The other, arguably more significant, threat to concrete is its environmental footprint. Cement is resource-intensive to produce. Energy from fossil fuel is used to burn and ground a mixture of limestone and clay, which also emits CO2 as a chemical reaction to heat.

The cement industry alone generates approximately 8% of global CO2 emissions, not too far behind agriculture at 12%. Concrete consumes roughly one tenth of global industrial water usage. Its value chain includes limestone quarries, cement factories, and intensive transportation – all of which contribute to air pollution.

Cement (Wikimedia)

With the world on a drive to decarbonise and avoid the worst effects of the climate crisis, there has been a push to innovate in the industry. The Global Cement and Concrete Association has its roadmap to reach net-zero emissions by 2050.

The focus so far has been on cement, specifically finding alternatives or cutting emissions in the production process, although there has yet been any substitutes who can deliver similar levels of performance and scalability.

One of most promising candidates so far is Seratech’s carbon-neutral concrete, whose key innovation is in the partial replacement of cement with a type of silica made from captured industrial emissions and the carbon-absorbing mineral olivine.
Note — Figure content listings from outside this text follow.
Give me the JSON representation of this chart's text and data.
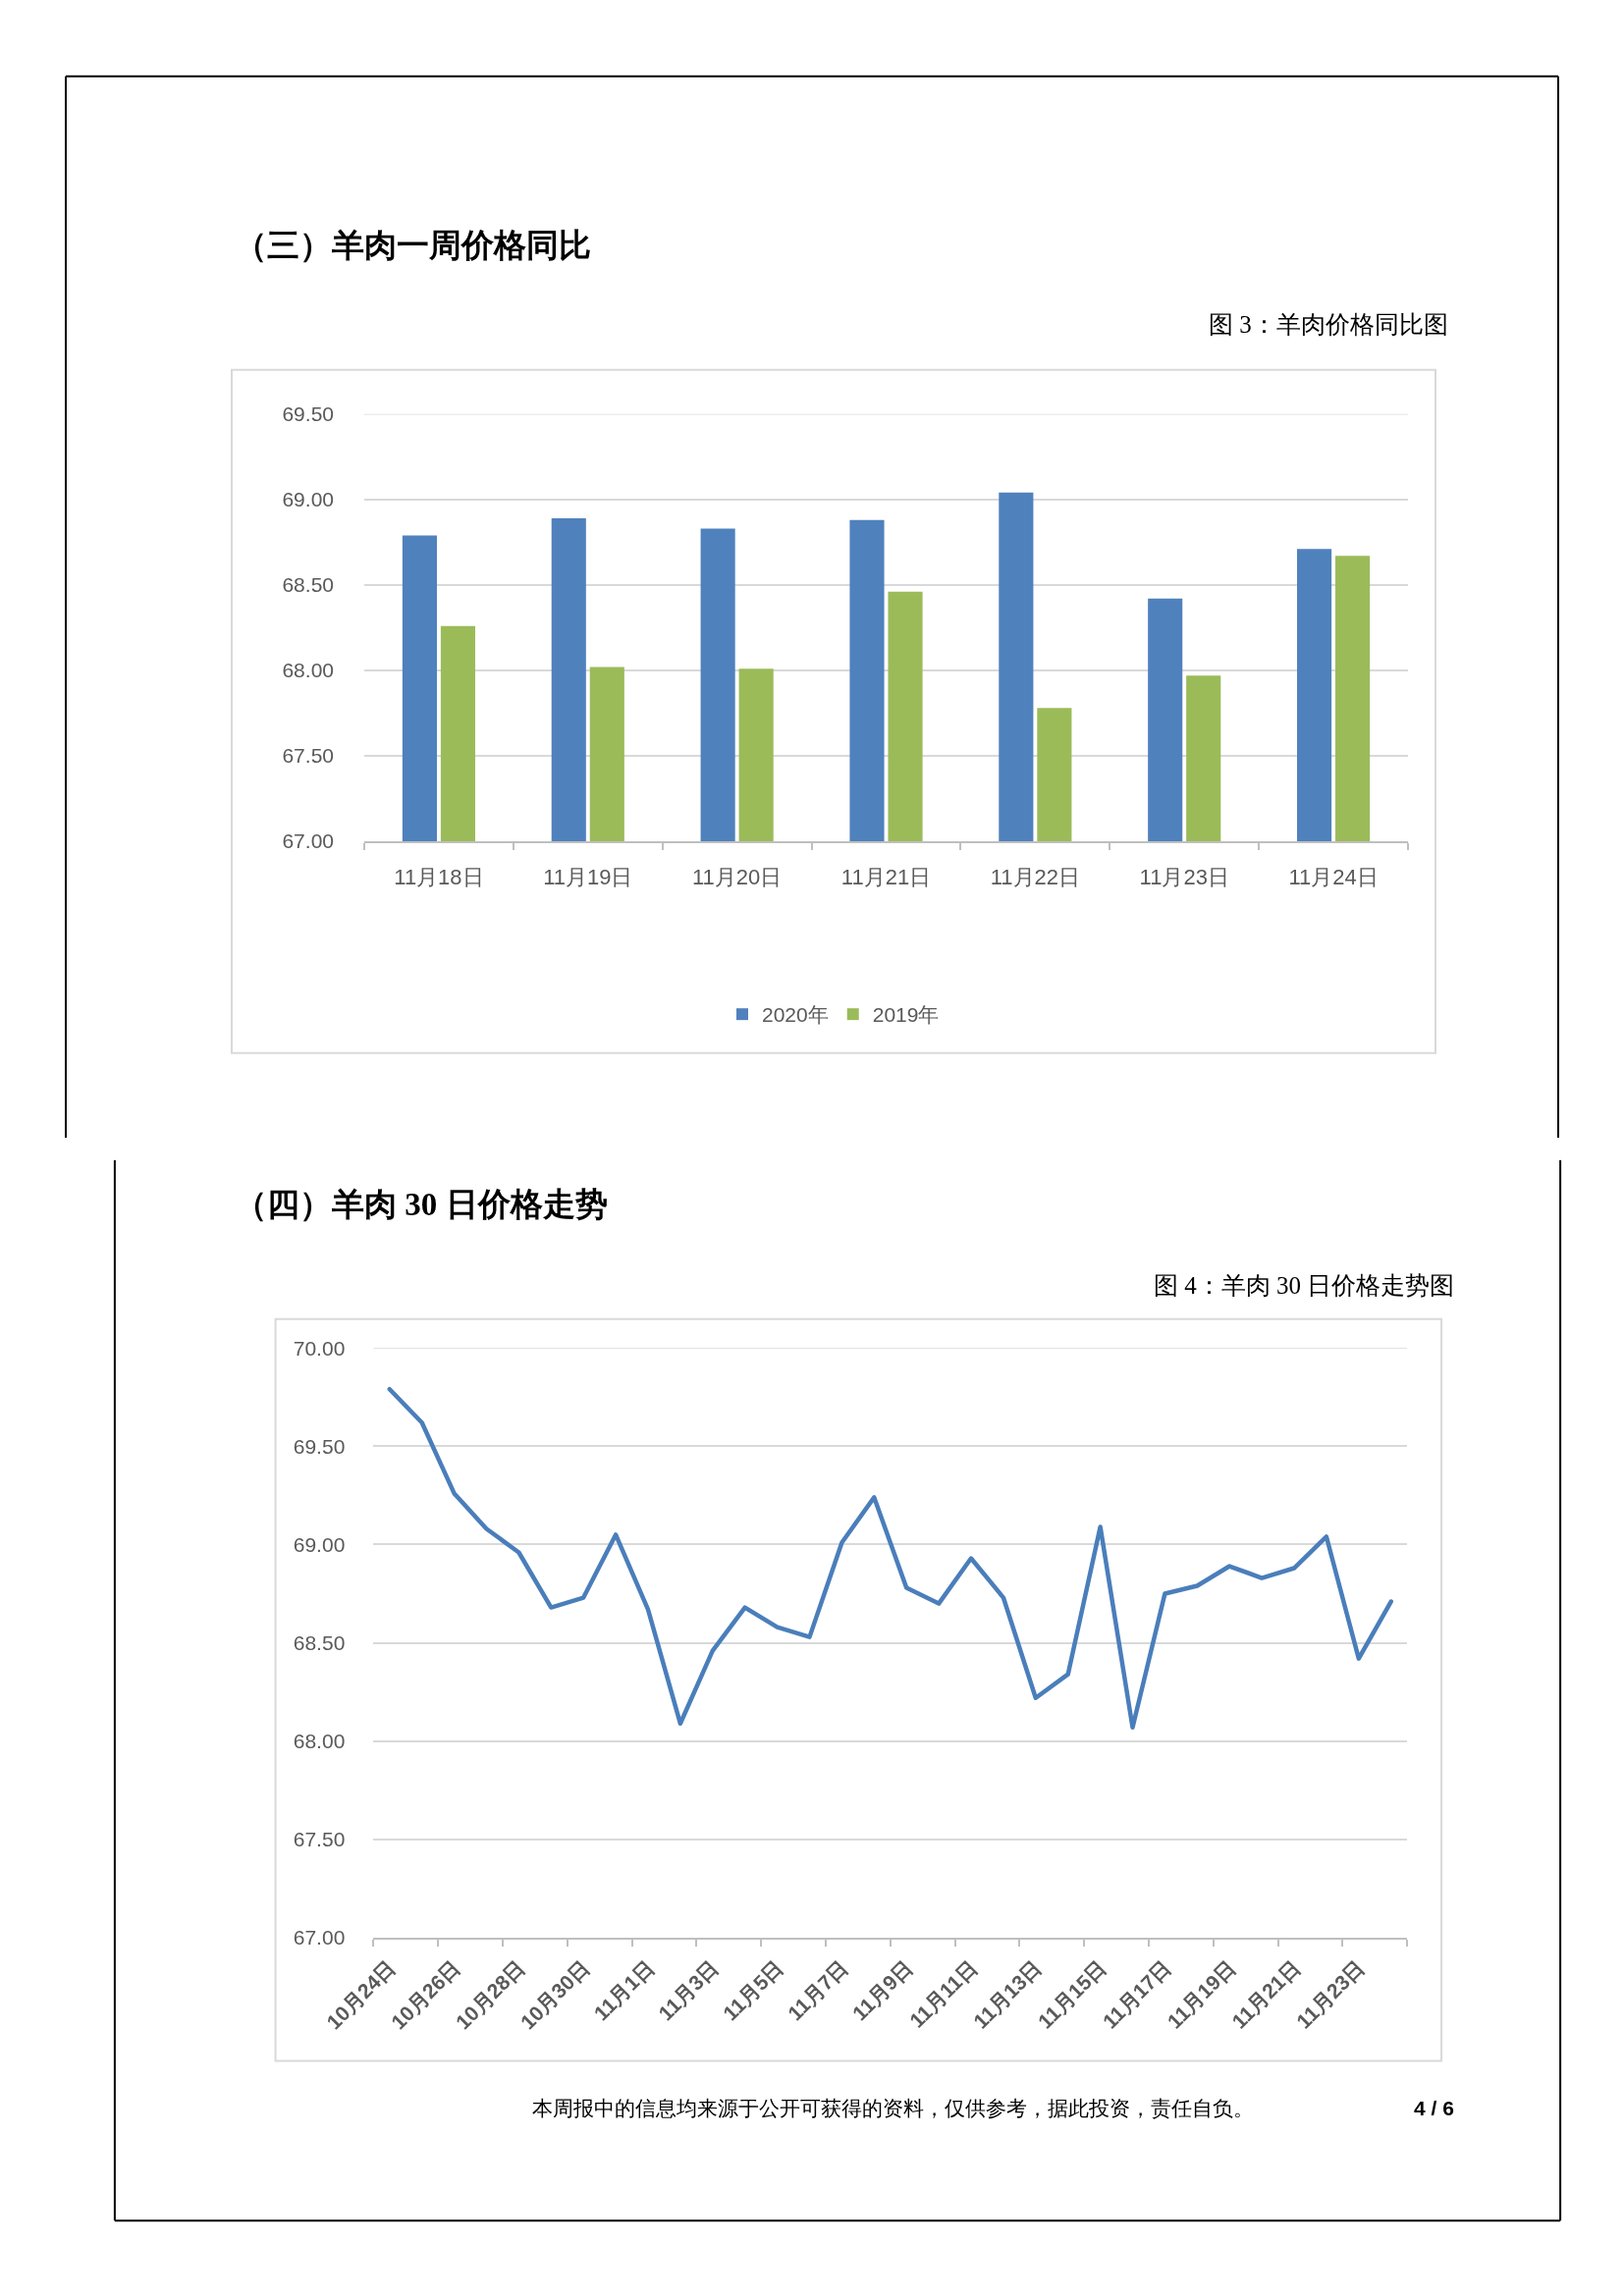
{
  "chart_data": [
    {
      "type": "bar",
      "title": "（三）羊肉一周价格同比",
      "subtitle": "图 3：羊肉价格同比图",
      "categories": [
        "11月18日",
        "11月19日",
        "11月20日",
        "11月21日",
        "11月22日",
        "11月23日",
        "11月24日"
      ],
      "series": [
        {
          "name": "2020年",
          "color": "#4f81bd",
          "values": [
            68.79,
            68.89,
            68.83,
            68.88,
            69.04,
            68.42,
            68.71
          ]
        },
        {
          "name": "2019年",
          "color": "#9bbb59",
          "values": [
            68.26,
            68.02,
            68.01,
            68.46,
            67.78,
            67.97,
            68.67
          ]
        }
      ],
      "ylim": [
        67,
        69.5
      ],
      "yticks": [
        {
          "value": 67,
          "label": "67.00"
        },
        {
          "value": 67.5,
          "label": "67.50"
        },
        {
          "value": 68,
          "label": "68.00"
        },
        {
          "value": 68.5,
          "label": "68.50"
        },
        {
          "value": 69,
          "label": "69.00"
        },
        {
          "value": 69.5,
          "label": "69.50"
        }
      ],
      "grid": "y",
      "legend": "bottom"
    },
    {
      "type": "line",
      "title": "（四）羊肉 30 日价格走势",
      "subtitle": "图 4：羊肉 30 日价格走势图",
      "categories": [
        "10月24日",
        null,
        "10月26日",
        null,
        "10月28日",
        null,
        "10月30日",
        null,
        "11月1日",
        null,
        "11月3日",
        null,
        "11月5日",
        null,
        "11月7日",
        null,
        "11月9日",
        null,
        "11月11日",
        null,
        "11月13日",
        null,
        "11月15日",
        null,
        "11月17日",
        null,
        "11月19日",
        null,
        "11月21日",
        null,
        "11月23日",
        null
      ],
      "series": [
        {
          "color": "#4a7ebb",
          "values": [
            69.79,
            69.62,
            69.26,
            69.08,
            68.96,
            68.68,
            68.73,
            69.05,
            68.67,
            68.09,
            68.46,
            68.68,
            68.58,
            68.53,
            69.01,
            69.24,
            68.78,
            68.7,
            68.93,
            68.73,
            68.22,
            68.34,
            69.09,
            68.07,
            68.75,
            68.79,
            68.89,
            68.83,
            68.88,
            69.04,
            68.42,
            68.71
          ]
        }
      ],
      "ylim": [
        67,
        70
      ],
      "yticks": [
        {
          "value": 67,
          "label": "67.00"
        },
        {
          "value": 67.5,
          "label": "67.50"
        },
        {
          "value": 68,
          "label": "68.00"
        },
        {
          "value": 68.5,
          "label": "68.50"
        },
        {
          "value": 69,
          "label": "69.00"
        },
        {
          "value": 69.5,
          "label": "69.50"
        },
        {
          "value": 70,
          "label": "70.00"
        }
      ],
      "grid": "y",
      "annotations": [
        "本周报中的信息均来源于公开可获得的资料，仅供参考，据此投资，责任自负。",
        "4 / 6"
      ]
    }
  ]
}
With up to 40% of cement content actually being carbon negative and offsetting emissions from the other 60%, the material is said to be carbon neutral overall.

Promising to be low-cost and scalable, Seratech won the 2022 Obel Award, an international prize honouring ‘outstanding architectural contributions to human development’. Other experimental approaches include entirely replacing cement content with algea-grown limestone.

Seratech carbon neutral concrete (credits: Seratech Labs)

Alongside lab-based pursuit for innovation, another race is also taking place at considerably slower velocity: reforming formal standardisation established over decades. At the moment, there are 1,903 construction standards regarding the use of concrete that can be found through the British Standard Institute search portal.

Many of these were established after problems occurred, delineating a rigorous performance baseline that concrete made with alternative cement must adhere to. This is naturally necessary but comes along with a lengthy and expensive testing process.

One noteworthy amendment that was promised to come out in 2023 is the expansion in the concrete code, BS 8500, to allow for cement blended from low-carbon constituents like Ground Granulated Blast-furnace Slag (GBBS), fly ash and natural pozzolana (and potentially Seratech in the future). These cement flavours are already widely used in Europe, but the revision would finally make them available in the UK marketplace after years of assessments conducted by the Mineral Products Association.

The concrete story is complex and multi-faceted, but their sheer existing quantity means we are entangled with it for the foreseeable future. One key challenge in the upcoming years is to enable the rapid adoption of innovative technology through investment and bureaucratic reforms. It is exciting to keep close eyes on these latest developments and see what the future could bring.